The client should be implemented as part of the client_queues_context class:
- Add necessary state to track the CPU-GPU queues on the client side to the class as member variables (e.g. client’s / CPU’s producer indices and consumer indices), as well as information about the server such as number of queues, rkeys and addresses.
- Add memory regions the client may use (e.g. for RDMA operations toward the server).
- In the constructor:
- Communicate with the server to receive the necessary parameters.
- Register memory regions defined in (2).
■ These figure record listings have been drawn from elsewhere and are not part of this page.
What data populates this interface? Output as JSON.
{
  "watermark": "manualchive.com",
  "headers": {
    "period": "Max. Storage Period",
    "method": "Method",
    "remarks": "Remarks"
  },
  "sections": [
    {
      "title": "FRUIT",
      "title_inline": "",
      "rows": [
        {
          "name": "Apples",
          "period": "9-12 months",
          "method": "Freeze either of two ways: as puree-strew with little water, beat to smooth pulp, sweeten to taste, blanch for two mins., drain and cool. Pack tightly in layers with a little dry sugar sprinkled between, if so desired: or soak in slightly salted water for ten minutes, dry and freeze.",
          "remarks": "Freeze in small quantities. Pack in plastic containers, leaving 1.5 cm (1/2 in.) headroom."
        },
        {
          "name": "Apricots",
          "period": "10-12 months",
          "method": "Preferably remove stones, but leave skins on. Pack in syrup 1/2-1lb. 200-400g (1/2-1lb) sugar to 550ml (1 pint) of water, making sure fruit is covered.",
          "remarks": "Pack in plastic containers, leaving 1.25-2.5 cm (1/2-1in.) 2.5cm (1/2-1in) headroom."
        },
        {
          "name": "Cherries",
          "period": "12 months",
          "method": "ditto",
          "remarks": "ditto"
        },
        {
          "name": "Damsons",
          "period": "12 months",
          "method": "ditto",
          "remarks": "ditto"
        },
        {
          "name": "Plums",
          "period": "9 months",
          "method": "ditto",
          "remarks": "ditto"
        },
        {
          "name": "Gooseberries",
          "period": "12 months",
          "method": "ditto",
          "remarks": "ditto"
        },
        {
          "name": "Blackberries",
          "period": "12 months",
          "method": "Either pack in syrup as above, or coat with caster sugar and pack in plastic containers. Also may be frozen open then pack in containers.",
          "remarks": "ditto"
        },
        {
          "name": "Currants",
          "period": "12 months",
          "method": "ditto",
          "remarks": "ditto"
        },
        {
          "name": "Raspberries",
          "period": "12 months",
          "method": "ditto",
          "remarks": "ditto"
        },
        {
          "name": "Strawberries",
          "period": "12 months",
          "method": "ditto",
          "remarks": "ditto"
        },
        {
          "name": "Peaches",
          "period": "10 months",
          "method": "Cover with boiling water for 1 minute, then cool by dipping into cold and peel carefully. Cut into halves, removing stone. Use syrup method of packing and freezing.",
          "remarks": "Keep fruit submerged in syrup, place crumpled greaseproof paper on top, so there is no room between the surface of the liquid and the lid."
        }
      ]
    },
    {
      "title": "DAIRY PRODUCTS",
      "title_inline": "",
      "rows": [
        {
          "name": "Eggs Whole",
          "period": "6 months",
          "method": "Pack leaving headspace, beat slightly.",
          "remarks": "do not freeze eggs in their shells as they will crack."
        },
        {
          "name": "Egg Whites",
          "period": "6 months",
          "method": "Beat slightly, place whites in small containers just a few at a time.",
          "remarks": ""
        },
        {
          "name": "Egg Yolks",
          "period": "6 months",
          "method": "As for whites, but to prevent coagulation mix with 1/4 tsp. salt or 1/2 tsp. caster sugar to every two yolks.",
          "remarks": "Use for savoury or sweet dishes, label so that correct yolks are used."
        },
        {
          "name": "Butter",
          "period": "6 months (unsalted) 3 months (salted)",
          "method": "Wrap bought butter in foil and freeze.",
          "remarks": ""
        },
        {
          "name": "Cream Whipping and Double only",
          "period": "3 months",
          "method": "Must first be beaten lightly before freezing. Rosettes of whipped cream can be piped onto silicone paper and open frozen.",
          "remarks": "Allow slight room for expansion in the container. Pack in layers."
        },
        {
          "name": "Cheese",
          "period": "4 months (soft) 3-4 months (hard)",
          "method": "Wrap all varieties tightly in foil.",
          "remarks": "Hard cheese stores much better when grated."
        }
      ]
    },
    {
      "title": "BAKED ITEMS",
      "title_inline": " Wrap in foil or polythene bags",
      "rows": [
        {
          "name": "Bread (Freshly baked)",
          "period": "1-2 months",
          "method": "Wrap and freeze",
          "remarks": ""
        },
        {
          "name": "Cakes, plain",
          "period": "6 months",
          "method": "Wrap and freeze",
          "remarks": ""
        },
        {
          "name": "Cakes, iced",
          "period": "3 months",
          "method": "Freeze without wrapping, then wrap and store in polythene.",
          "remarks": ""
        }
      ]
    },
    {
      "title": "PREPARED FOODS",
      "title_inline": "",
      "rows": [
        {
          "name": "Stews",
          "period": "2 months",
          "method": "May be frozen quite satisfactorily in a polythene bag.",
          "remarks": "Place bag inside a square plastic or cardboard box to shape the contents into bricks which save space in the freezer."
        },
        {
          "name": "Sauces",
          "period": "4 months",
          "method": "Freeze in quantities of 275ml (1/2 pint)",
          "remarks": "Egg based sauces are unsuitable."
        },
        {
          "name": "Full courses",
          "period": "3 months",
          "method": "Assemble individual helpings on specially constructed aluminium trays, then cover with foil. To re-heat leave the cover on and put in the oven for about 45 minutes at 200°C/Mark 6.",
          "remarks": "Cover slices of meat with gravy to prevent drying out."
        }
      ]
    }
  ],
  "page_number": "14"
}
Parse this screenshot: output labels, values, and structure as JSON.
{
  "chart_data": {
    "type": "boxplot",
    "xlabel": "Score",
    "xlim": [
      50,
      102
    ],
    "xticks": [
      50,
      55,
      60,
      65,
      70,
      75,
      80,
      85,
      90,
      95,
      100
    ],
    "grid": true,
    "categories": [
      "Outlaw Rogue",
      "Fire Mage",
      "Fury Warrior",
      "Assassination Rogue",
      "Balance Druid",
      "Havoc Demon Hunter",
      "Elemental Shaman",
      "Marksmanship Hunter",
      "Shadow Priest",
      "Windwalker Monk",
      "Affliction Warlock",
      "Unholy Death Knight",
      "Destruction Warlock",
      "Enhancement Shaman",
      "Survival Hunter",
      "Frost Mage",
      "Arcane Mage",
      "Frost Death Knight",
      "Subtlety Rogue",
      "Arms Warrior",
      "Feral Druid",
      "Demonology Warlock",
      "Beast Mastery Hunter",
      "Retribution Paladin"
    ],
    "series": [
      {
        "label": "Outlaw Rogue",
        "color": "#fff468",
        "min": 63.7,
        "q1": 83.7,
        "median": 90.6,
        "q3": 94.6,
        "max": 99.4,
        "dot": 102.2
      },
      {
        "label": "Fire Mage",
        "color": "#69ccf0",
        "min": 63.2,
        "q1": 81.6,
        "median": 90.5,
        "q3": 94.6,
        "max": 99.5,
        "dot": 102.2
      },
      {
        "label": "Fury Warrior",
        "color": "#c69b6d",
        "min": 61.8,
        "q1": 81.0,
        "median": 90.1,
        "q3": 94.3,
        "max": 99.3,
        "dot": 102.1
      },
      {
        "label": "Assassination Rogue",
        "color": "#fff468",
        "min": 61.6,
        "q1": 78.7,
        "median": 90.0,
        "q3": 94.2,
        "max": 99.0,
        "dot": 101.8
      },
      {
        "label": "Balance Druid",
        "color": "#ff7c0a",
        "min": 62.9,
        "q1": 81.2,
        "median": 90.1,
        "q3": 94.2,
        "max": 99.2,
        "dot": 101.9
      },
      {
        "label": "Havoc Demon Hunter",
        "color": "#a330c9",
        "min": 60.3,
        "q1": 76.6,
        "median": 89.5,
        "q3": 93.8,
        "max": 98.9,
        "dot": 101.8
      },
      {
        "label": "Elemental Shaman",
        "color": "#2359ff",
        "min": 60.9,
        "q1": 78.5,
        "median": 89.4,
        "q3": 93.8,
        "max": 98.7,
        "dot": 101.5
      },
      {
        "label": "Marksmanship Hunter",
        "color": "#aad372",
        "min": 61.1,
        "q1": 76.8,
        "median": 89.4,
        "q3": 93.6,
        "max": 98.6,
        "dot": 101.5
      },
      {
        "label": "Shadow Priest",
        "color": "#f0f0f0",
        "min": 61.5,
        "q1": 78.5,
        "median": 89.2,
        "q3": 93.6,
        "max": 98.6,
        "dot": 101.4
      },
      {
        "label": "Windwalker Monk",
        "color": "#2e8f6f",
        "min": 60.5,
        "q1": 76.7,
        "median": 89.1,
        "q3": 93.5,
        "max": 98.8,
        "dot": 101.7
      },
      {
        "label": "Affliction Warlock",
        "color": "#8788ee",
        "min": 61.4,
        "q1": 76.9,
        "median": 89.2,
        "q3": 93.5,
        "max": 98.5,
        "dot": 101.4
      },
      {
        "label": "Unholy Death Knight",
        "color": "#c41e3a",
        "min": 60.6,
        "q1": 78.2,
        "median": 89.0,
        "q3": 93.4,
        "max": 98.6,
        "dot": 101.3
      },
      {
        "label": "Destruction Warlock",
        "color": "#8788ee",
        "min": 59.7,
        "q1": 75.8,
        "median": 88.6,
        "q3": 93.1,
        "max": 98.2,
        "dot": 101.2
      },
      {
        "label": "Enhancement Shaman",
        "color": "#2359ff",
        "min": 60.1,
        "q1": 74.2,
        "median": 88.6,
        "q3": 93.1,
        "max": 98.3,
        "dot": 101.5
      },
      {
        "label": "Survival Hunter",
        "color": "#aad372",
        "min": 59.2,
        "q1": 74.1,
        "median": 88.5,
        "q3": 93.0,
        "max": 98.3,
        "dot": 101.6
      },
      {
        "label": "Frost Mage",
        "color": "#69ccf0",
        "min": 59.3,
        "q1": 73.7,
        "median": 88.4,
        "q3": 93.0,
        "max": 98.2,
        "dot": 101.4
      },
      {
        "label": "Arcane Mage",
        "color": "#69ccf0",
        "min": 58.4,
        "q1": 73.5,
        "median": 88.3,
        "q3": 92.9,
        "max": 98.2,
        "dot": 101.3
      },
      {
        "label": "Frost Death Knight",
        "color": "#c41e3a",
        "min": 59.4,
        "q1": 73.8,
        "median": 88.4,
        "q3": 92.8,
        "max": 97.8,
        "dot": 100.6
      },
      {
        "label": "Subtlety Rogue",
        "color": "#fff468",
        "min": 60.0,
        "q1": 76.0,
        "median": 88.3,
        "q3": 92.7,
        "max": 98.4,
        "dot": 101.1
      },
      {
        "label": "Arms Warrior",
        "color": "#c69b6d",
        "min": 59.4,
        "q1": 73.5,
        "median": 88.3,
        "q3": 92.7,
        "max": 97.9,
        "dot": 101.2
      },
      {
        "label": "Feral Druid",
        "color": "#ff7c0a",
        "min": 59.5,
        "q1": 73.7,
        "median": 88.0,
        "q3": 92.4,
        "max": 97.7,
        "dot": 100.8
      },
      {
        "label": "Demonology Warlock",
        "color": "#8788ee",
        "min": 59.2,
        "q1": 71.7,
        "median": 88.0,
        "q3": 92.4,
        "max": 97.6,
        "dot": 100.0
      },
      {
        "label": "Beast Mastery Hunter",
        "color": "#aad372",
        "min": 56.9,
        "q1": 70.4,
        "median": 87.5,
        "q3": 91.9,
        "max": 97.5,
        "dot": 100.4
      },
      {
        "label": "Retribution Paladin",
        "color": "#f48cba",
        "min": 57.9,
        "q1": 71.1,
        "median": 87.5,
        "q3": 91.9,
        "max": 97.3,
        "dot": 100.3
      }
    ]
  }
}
- In the set_input_images/set_output_images register memory regions for the client’s input and output buffers. Pay attention to the necessary access permissions.
- In the destructor:
- Send a termination message to the server and wait for a response.
- Release registered memory regions.
- Implement the enqueue method:
- Use RDMA Read operations to check whether the destination queue is full.
- Return false for a full queue.
- Use RDMA Write operations to write the data to the queue.
- Use RDMA Write to increment the producer index.
- Implement the dequeue method:
- Use RDMA Read operations to check whether the desired queue is empty. i. Return false if so.
- Use RDMA Read operations to read the data from the queue.
- Use RDMA Write to increment the consumer index.
You’ll be using these verbs: ibv_post_send(), ibv_reg_mr(), ibv_poll_cq(). You can see their usage in the provided code in the RPC server example, in the man pages (man ibv_post_send), or in the RDMAmojo website, which has excellent explanations and examples for these verbs: http://www.rdmamojo.com/2013/01/26/ibv_post_send/ http://www.rdmamojo.com/2013/02/15/ibv_poll_cq/ http://www.rdmamojo.com/2012/09/07/ibv_reg_mr/